Hong Joon-pyo emerges as presidential contender

By Korea Herald
  • Published : Mar 6, 2017 - 17:26
  • Updated : Mar 6, 2017 - 17:36

South Gyeongsang Province Gov. Hong Joon-pyo is emerging as a potential presidential candidate of the ruling conservative camp, after a court ruling last month cleared him of corruption allegations.

The second-term governor in recent days has made a series of high-profile moves and provocative comments that suggest he is considering running for president.

Asked directly on radio whether he would run, the 62-year-old governor said Monday, “I am not going (to run for the presidential office) just to be the head of a family in mourning. I will make up my mind when I have confidence in victory.”
South Gyeongsang Province Gov.
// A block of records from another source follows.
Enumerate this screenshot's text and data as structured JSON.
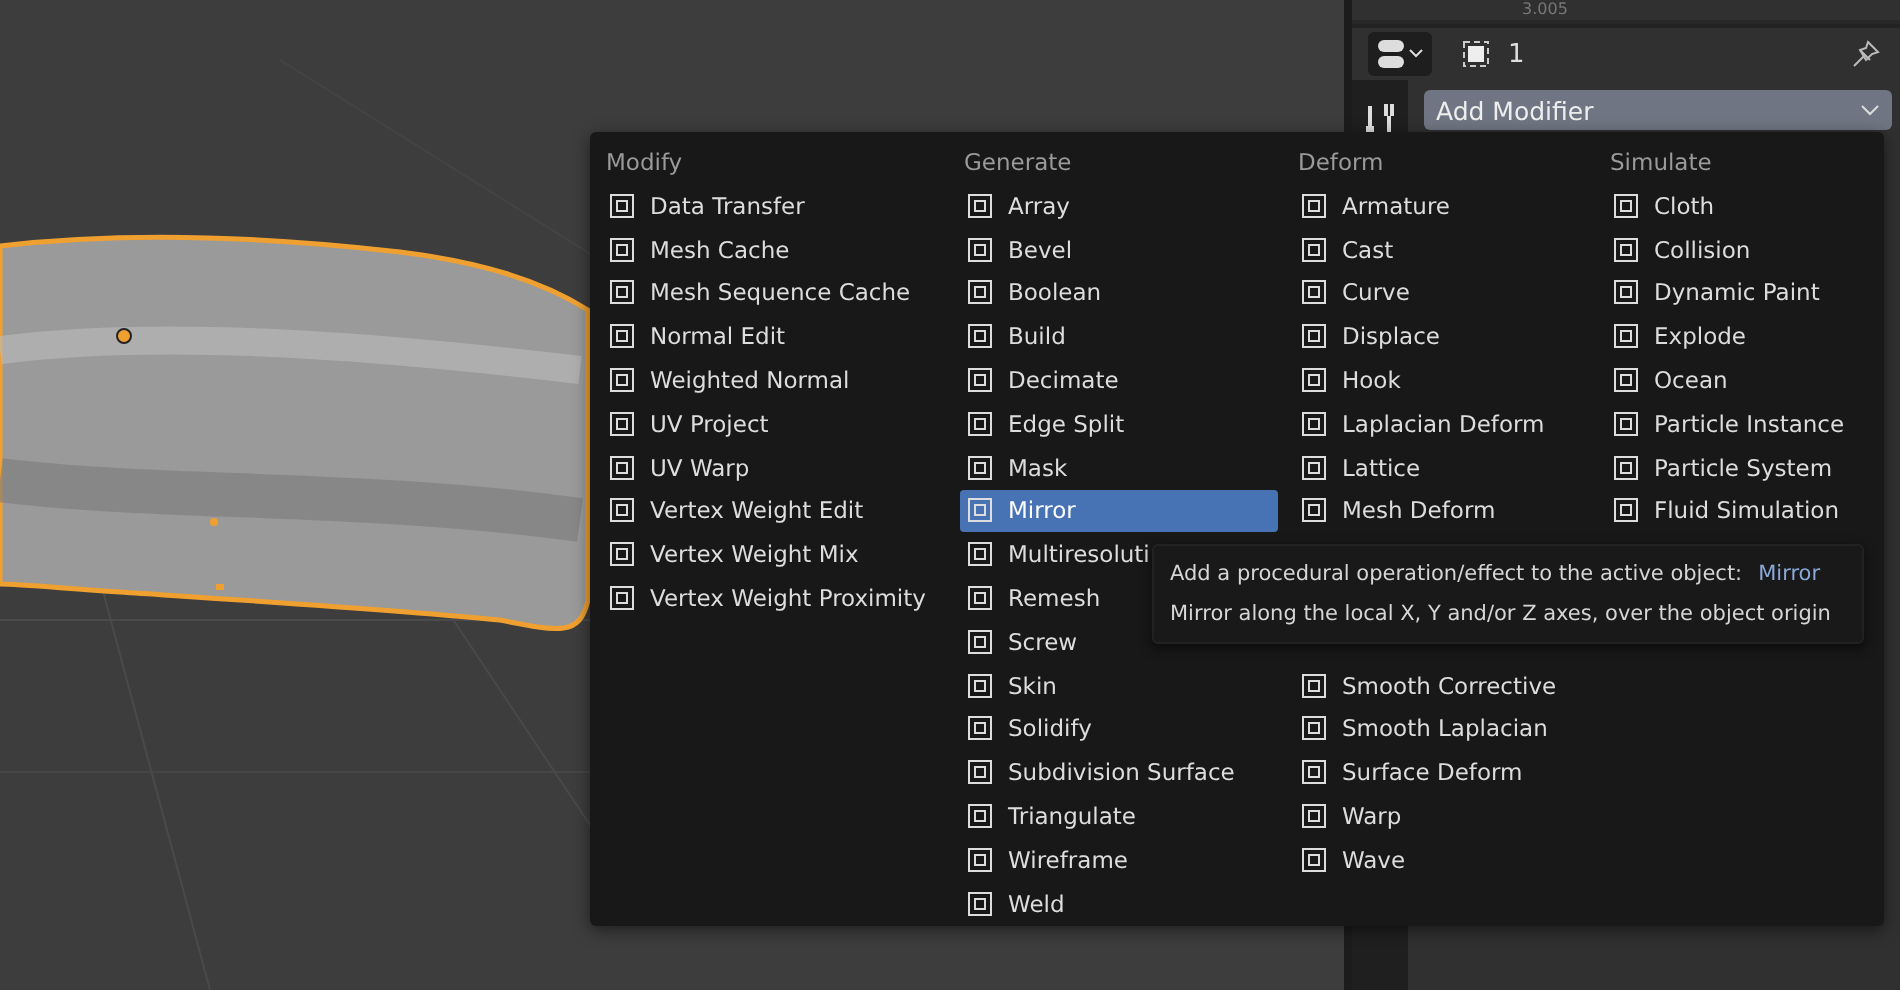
{
  "properties_panel": {
    "top_value": "3.005",
    "object_count": "1",
    "add_modifier": "Add Modifier"
  },
  "menu": {
    "columns": [
      {
        "header": "Modify",
        "items": [
          {
            "label": "Data Transfer",
            "selected": false
          },
          {
            "label": "Mesh Cache",
            "selected": false
          },
          {
            "label": "Mesh Sequence Cache",
            "selected": false
          },
          {
            "label": "Normal Edit",
            "selected": false
          },
          {
            "label": "Weighted Normal",
            "selected": false
          },
          {
            "label": "UV Project",
            "selected": false
          },
          {
            "label": "UV Warp",
            "selected": false
          },
          {
            "label": "Vertex Weight Edit",
            "selected": false
          },
          {
            "label": "Vertex Weight Mix",
            "selected": false
          },
          {
            "label": "Vertex Weight Proximity",
            "selected": false
          }
        ]
      },
      {
        "header": "Generate",
        "items": [
          {
            "label": "Array",
            "selected": false
          },
          {
            "label": "Bevel",
            "selected": false
          },
          {
            "label": "Boolean",
            "selected": false
          },
          {
            "label": "Build",
            "selected": false
          },
          {
            "label": "Decimate",
            "selected": false
          },
          {
            "label": "Edge Split",
            "selected": false
          },
          {
            "label": "Mask",
            "selected": false
          },
          {
            "label": "Mirror",
            "selected": true
          },
          {
            "label": "Multiresoluti",
            "selected": false
          },
          {
            "label": "Remesh",
            "selected": false
          },
          {
            "label": "Screw",
            "selected": false
          },
          {
            "label": "Skin",
            "selected": false
          },
          {
            "label": "Solidify",
            "selected": false
          },
          {
            "label": "Subdivision Surface",
            "selected": false
          },
          {
            "label": "Triangulate",
            "selected": false
          },
          {
            "label": "Wireframe",
            "selected": false
          },
          {
            "label": "Weld",
            "selected": false
          }
        ]
      },
      {
        "header": "Deform",
        "items": [
          {
            "label": "Armature",
            "selected": false
          },
          {
            "label": "Cast",
            "selected": false
          },
          {
            "label": "Curve",
            "selected": false
          },
          {
            "label": "Displace",
            "selected": false
          },
          {
            "label": "Hook",
            "selected": false
          },
          {
            "label": "Laplacian Deform",
            "selected": false
          },
          {
            "label": "Lattice",
            "selected": false
          },
          {
            "label": "Mesh Deform",
            "selected": false
          }
        ],
        "items_below_tooltip": [
          {
            "label": "Smooth Corrective",
            "selected": false
          },
          {
            "label": "Smooth Laplacian",
            "selected": false
          },
          {
            "label": "Surface Deform",
            "selected": false
          },
          {
            "label": "Warp",
            "selected": false
          },
          {
            "label": "Wave",
            "selected": false
          }
        ]
      },
      {
        "header": "Simulate",
        "items": [
          {
            "label": "Cloth",
            "selected": false
          },
          {
            "label": "Collision",
            "selected": false
          },
          {
            "label": "Dynamic Paint",
            "selected": false
          },
          {
            "label": "Explode",
            "selected": false
          },
          {
            "label": "Ocean",
            "selected": false
          },
          {
            "label": "Particle Instance",
            "selected": false
          },
          {
            "label": "Particle System",
            "selected": false
          },
          {
            "label": "Fluid Simulation",
            "selected": false
          }
        ]
      }
    ]
  },
  "tooltip": {
    "description": "Add a procedural operation/effect to the active object:",
    "name": "Mirror",
    "detail": "Mirror along the local X, Y and/or Z axes, over the object origin"
  }
}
Hong Joon-pyo (Yonhap)

A former star prosecutor, five-time lawmaker and chairman of the ruling Liberty Korea Party’s precursor, the Grand National Party, in 2011, Hong could be the most powerful candidate for the conservative camp, along with Prime Minister Hwang Kyo-ahn, some pundits say.

Hwang, who has taken over duties from impeached President Park Geun-hye, has no party affiliation, but is widely seen as a candidate for the ruling camp. The prime minister, in a latest poll released Monday, garnered nearly 15 percent of support, although he has not indicated his presidential bid. The liberal opposition’s Moon Jae-in was the clear front-runner with 36.4 percent of support.

Hong said Hwang’s popularity is “solid” and “well-founded.”

“With the president suspended from duties, (Prime Minister Hwang) is leading the nation in a stable manner. But I have never considered him as my rival or political partner. He is a bureaucrat and I am a politician,” he said.

The governor projected that the presidential race would shape up to be a four-way race among front-runner Moon, Sim Sang-jeong of the far-left Justice Party, Ahn Cheol-soo of the centrist People’s Party and the conservative flagbearer, whoever it turns out to be.

He stressed that the conservatives -- currently split into two groups, the Liberty Korea Party and Bareun Party, must field a single candidate to stand any chance of victory against the formidable left.

As for sanctioned President Park, who is awaiting a court ruling on the fate of her presidency after being embroiled in a corruption scandal, Hong said the conservative leader was not someone who would pursue personal gains and commit crimes.

“She is just inept and is someone who could be easily deceived by a clumsy person like Choi Soon-sil,” he said, referring to the president’s longtime friend who is accused of corruption.

Hong was under suspicion that he received 100 million won ($87,943) from Sung Wan-jong, the late former head of Kyungnam Corp., a local construction firm, ahead of the ruling party’s leadership election in 2011. He was in September sentenced to 18 months in prison, but an appeals court overturned the ruling last month, clearing him of charges.